Study Of Electronic Structure And Oxygen Storage/Release Mechanism On Transition Metal Doped Ceria-based Materials

Recently, for the drastic increase of the automotive, the huge quantity of exhausts makes the atmosphere environment worse than before. According to the strict regular, there are many challenges for the clarify catalysts. Transition metal has an impressed effect on the development of the oxygen storage capacity and catalysis activity. Unfortunately, there is no clear mechanism for such system. The ab initio density function theory has been employed to study the electronic structure and oxygen storage mechanism on the transition metal doped ceria-based materials.Based on the combination of density function theory and Hubbard U model, an unlinear core corrected ultra soft pseudopotential has been used.

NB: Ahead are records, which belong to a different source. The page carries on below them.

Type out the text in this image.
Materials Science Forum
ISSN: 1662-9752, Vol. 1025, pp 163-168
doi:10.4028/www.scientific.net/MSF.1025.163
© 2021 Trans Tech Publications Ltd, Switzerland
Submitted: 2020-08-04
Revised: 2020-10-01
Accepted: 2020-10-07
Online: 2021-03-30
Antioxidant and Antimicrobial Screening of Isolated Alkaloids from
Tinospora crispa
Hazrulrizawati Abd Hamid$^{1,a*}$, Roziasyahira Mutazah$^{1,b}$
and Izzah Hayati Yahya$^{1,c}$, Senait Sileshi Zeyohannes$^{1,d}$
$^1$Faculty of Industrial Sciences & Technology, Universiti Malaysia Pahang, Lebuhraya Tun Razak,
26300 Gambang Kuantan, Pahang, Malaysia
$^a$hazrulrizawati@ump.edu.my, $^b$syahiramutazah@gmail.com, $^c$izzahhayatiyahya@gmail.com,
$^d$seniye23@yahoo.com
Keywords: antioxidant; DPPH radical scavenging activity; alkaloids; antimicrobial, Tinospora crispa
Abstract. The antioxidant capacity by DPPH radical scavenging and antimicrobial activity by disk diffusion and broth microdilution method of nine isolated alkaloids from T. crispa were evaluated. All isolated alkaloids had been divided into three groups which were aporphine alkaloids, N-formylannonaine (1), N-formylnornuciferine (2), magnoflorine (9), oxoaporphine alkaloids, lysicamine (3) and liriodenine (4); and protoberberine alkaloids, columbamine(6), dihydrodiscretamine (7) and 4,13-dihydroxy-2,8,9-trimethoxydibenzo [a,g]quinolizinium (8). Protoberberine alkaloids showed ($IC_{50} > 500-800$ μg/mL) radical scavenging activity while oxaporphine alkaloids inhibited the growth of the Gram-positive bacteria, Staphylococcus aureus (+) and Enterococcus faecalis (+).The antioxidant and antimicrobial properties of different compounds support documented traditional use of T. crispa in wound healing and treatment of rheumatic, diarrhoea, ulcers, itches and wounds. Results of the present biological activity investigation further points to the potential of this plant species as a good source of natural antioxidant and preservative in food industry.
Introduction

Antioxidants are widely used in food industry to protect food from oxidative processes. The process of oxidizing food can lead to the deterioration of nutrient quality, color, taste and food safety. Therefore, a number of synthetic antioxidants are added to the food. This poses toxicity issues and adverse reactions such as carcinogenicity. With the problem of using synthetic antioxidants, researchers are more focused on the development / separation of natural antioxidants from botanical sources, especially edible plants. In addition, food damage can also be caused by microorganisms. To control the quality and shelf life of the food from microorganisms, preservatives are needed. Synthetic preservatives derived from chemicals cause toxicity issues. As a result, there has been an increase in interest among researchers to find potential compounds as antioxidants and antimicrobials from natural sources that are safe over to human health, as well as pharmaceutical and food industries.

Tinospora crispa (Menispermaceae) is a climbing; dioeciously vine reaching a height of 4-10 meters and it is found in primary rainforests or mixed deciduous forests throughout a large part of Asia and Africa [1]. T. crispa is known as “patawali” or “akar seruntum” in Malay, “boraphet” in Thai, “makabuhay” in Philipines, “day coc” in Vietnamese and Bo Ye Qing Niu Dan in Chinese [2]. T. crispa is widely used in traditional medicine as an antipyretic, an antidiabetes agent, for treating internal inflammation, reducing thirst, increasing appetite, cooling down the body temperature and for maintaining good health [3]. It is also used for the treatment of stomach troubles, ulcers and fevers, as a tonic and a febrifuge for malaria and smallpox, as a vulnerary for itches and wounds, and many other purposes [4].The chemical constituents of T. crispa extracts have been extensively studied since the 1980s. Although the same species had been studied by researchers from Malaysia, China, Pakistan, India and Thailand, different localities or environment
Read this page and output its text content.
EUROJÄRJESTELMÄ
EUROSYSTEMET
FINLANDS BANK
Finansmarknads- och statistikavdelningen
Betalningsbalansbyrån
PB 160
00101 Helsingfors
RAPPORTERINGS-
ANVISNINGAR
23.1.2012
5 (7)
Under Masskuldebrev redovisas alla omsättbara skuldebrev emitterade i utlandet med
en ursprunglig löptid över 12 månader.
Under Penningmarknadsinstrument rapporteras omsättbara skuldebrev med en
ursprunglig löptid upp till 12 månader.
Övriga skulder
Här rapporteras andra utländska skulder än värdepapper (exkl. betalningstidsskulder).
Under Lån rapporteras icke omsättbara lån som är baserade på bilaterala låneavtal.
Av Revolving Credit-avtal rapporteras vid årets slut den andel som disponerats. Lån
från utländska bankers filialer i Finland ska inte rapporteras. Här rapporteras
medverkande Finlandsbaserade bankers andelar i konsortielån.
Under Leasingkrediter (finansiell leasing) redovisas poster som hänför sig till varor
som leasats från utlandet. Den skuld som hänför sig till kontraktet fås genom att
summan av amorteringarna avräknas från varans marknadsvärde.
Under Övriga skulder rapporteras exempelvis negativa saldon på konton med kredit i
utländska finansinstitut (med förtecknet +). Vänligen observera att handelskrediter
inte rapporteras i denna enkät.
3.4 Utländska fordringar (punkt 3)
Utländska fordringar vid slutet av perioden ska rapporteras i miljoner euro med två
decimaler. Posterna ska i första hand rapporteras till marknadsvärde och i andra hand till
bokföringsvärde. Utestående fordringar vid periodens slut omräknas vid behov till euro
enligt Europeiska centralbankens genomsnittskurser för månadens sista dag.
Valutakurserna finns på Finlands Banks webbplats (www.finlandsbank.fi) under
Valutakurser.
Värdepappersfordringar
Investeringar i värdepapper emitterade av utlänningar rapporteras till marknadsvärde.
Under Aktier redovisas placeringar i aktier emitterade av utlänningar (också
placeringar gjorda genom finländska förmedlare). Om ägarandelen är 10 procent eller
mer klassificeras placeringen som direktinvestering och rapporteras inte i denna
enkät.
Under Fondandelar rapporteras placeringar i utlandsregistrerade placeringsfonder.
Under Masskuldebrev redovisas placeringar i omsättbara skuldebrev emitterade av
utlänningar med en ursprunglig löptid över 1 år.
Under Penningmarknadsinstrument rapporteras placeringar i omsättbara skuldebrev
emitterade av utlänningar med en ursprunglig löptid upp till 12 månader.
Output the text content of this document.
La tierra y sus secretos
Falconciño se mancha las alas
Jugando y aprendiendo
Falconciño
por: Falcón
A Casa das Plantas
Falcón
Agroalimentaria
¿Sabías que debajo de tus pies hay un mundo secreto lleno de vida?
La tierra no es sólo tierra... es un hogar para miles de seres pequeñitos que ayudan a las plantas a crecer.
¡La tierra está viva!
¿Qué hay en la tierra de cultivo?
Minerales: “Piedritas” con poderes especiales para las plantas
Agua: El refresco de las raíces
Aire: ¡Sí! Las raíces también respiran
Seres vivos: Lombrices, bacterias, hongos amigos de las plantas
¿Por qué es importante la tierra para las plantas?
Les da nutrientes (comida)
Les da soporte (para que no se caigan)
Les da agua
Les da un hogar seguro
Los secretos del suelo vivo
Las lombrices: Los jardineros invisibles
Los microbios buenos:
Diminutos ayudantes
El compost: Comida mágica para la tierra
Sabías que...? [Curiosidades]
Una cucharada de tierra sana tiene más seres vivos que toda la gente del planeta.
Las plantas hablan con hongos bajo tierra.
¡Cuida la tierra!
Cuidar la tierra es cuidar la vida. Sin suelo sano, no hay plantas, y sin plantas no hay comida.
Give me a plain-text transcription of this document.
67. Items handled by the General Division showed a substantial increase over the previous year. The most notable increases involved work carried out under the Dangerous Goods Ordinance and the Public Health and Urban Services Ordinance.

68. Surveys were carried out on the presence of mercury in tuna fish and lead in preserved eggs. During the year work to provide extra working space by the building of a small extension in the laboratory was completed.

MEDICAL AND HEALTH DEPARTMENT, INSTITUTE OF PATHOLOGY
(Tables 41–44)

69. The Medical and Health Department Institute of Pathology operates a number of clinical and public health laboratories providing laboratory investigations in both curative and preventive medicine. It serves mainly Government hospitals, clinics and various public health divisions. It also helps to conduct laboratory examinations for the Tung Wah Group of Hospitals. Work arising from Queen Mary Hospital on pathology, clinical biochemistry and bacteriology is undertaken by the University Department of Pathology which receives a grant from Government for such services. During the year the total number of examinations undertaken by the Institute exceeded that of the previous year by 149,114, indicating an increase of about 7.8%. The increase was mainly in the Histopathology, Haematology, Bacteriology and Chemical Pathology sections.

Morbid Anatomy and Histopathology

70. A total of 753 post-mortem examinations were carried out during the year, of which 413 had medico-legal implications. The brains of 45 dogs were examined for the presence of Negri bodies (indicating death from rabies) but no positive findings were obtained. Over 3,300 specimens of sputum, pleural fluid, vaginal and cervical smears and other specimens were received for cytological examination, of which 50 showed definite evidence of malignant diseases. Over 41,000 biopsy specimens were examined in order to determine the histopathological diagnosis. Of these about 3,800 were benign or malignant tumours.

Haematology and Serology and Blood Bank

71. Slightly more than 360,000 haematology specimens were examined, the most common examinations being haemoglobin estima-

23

During the oxygen release process, there are two extra electrons left by the removing of the neutral oxygen, which has been totally localized on the nearest neighborhood of the oxygen vacancy. According to the strong correlation effect, the Ce 4f band has been spited by the electron occupation. On the other hand, oxygen storage is the reverse process of release. During the oscillation of the oxygen partial pressure, the formation and accommodation of oxygen vacancy result in the occupation and unoccupation of Ce 4f bands.For FeO and NiO, the modified DFT+U methods have been employed to study the spin split mechanism of 3d electrons. Through changing the initial occupation state of 3d and the symmetry distortion of local structures, the t2g state of Fe 3d have been totally splited, which predicts that FeO is insulator.For Fe, Ni doped ceria-based materials, Hubbard U model has been used to deal with Fe 3d, Ni 3d and Ce 4f. For iron dopant, there is a strong Fe 3d-Ce 4f interaction due to the combination of Fe 3d and Ce 4f in the conduct band, which lower the oxygen formation energy and promote the oxygen release process. On the other hand, Ni dopant induced a gap state between the O 2p and Ce 4f, which means that Ni will be reduced through the oxygen release process instead of Ce. Although there are different dopants effect in details, generally a lower energy level than the empty Ce4f band to accommodate the extra electron would be the basic mechanism for the increased redox ability.